Я не забыл о своей роли прохожего. Собственно о ней, об этой моей роли, и рассказываю. И вот однажды иду я по Москве в преддверии юбилея Большого театра и мечтаю сделать для газеты что-нибудь небывалое. К примеру, сфотографировать со сцены поклон солистов, замерших перед аплодирующим залом (с зажженной люстрой). В лавсановых штанах я оробел бы от этой идеи. Да и кто бы пустил меня хотя бы с газетным удостоверением? Но я был защищен Levis № 517, и они почувствовали это. Ни одна мышца на внутренней поверхности бедра не почувствовала движения воздуха. За кулисами Большого я бывал и раньше и знал, что по окончании спектакля после первых двух поклонов свет в зале зажигают, рампа подсвечивает силуэты танцовщиц на фоне заполненных партера и ярусов, но занавес закрыт, и остается только, чуть раздвинув его, просунуть аппарат с широкоугольным объективом и щелкнуть, оставаясь спрятанным от публики. Давали «Жизель». В ожидании финала я в джинсах и кожаной потертой монгольской несгибаемой куртке (словно она сострокана из задницы слона) в компании пожарных коротал время за кулисами, хотя выпивать им на работе не положено. Съемка была проведена, как задумано. Я отступил в глубь сцены и оказался среди застывших в полупоклонах балерин. Они были прекрасны в своих легких одеждах, преклонившие колено. Увлеченный наблюдением, я вдруг почувствовал, как легкий ветерок коснулся не только портняжной мышцы, но и четырехглавой мышцы, и икроножной, и остального организма. Это открыли занавес. Овация, которую я услышал в следующий момент, показалась чрезмерной, но я все же счел необходимым ответить моим почитателям легким кивком головы. Дали занавес, и в ту же секунду я услышал крик: «Кто пустил на сцену режимного театра этого мудака?!» Я прислушался, не холодит ли воздух внутреннюю поверхность бедра. Нет, ничего. Можно спокойно уходить. И идти дальше. Снимок сделан.
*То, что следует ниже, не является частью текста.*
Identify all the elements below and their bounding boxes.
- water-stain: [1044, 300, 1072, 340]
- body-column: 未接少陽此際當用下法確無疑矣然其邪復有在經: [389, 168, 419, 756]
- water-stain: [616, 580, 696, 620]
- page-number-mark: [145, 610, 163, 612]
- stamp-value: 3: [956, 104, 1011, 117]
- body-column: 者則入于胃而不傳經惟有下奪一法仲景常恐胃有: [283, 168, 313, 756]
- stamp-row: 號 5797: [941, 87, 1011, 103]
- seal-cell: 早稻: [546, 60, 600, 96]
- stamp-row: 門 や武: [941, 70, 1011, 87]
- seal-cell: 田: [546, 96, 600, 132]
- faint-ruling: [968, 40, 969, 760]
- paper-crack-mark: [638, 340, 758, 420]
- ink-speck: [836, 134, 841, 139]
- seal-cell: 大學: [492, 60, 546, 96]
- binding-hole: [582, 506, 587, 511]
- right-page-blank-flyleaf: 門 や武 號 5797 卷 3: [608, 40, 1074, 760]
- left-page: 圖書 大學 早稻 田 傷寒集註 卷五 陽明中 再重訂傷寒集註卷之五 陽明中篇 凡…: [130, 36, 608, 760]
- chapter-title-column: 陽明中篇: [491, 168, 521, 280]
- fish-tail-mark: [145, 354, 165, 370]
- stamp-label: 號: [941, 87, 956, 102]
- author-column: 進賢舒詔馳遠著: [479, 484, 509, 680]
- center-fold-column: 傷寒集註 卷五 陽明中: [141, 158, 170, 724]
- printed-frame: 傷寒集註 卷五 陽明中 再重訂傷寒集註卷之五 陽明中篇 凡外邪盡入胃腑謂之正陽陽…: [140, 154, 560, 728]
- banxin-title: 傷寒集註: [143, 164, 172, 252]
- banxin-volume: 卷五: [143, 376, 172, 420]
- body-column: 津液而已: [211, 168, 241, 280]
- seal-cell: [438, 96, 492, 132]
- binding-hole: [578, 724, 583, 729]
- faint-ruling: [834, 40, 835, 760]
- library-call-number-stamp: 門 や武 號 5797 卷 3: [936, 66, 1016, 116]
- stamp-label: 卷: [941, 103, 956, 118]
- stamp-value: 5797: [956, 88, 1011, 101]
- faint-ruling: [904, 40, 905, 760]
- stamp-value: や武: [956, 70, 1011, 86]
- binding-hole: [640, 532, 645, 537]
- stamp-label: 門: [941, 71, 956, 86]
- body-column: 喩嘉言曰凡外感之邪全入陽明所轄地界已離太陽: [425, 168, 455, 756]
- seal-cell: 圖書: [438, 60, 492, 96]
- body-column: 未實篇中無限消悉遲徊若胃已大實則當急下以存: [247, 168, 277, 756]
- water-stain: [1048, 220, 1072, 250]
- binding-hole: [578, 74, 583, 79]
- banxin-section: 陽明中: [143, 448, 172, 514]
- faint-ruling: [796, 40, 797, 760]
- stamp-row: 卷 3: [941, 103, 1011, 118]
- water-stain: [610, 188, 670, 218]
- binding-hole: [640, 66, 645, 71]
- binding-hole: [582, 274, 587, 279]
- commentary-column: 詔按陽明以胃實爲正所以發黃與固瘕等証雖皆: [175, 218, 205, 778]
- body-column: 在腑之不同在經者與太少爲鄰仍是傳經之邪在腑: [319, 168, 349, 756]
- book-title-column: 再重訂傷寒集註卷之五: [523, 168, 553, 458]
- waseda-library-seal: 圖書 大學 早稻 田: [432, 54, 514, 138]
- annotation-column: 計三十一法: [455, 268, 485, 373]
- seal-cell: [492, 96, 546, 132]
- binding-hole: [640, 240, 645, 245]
Рядовой войны Алексей Богданов
Не помнил он названий дорог и поселков, болот и лесов, мелких рек и крупных деревень. Не помнил номера частей, которые воевали на левом фланге от него или на правом. Не помнил, а может, не знал, потому что был Алексей Богданов рядовой боец от первого дня до последнего, потому что перед ним была война и шел он по этой войне пешком: в сапогах – тридцать девятый, в гимнастерке – сорок шестой.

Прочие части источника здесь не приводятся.